1
EXHIBIT 10.9
TERMINATION AND NON-COMPETITION
AGREEMENT
This TERMINATION AND NON-COMPETITION AGREEMENT (the "Agreement") is
made this 7th day of August, 1998 by and among Cendant Corporation ("Cendant"),
Xxxxxxx X. Xxxx Xx. ("Xx. Xxxx"), Xxxxxxx X. Xxxxx ("Xx. Xxxxx") and Private
Business, Inc. (the "Company"). All references to "Cendant" or the "Company"
herein shall include all entities directly or indirectly controlled by such
party through an ownership of fifty percent (50%) or more of the voting
interests of such controlled entity.
WHEREAS, the parties to this Agreement have entered into a Stock
Purchase Agreement, dated as of July 24, 1998 (the "Purchase Agreement"), by and
among the Company, the Selling Stockholders named therein and the Investors
named therein; and
WHEREAS, the execution of this Agreement is an inducement and a
condition precedent to the consummation of the transactions contemplated by the
Purchase Agreement.
NOW, THEREFORE, in consideration of the premises, as an inducement to
the consummation of the transactions contemplated by the Purchase Agreement and
for other good and valuable consideration, the receipt and sufficiency of which
are hereby acknowledged, the parties hereto, intending to be legally bound,
agree as follows:
1. Termination.
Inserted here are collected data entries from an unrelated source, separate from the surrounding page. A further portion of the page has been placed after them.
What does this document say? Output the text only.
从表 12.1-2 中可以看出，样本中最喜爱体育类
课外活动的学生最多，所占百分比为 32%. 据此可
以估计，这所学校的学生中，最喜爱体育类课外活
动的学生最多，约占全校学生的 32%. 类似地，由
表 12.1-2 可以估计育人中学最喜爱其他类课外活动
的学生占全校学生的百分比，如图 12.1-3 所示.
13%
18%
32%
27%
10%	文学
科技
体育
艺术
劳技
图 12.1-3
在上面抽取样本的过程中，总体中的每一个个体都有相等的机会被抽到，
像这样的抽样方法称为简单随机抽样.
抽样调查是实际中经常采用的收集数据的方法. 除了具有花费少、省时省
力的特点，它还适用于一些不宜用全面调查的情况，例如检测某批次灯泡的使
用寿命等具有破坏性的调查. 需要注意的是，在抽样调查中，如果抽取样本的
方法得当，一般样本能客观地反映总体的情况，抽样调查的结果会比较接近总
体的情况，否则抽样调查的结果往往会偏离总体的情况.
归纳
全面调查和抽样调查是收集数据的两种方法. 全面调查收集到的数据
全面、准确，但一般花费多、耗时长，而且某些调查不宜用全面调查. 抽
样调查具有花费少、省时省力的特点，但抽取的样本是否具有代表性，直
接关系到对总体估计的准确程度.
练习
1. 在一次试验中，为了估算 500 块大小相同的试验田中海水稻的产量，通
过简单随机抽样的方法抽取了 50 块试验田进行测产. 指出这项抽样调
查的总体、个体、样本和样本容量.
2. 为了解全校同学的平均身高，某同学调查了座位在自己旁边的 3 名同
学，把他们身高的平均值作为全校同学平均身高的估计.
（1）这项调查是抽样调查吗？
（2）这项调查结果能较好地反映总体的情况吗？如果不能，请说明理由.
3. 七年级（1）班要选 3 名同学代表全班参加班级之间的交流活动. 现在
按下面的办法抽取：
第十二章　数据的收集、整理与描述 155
The right of first refusal conferred to Cendant in Exhibit B to
the Agreement dated as of January 10, 1995 (the "Right of Refusal Agreement") by
and among Cendant and Xx. Xxxx with respect to securities of the Company
regardless of the holder thereof is hereby terminated in its entirety and shall
have no further force or effect from and as of the date hereof. Any such
securities are hereby expressly released from such right of first refusal and
any other restrictions resulting from the Right of Refusal Agreement.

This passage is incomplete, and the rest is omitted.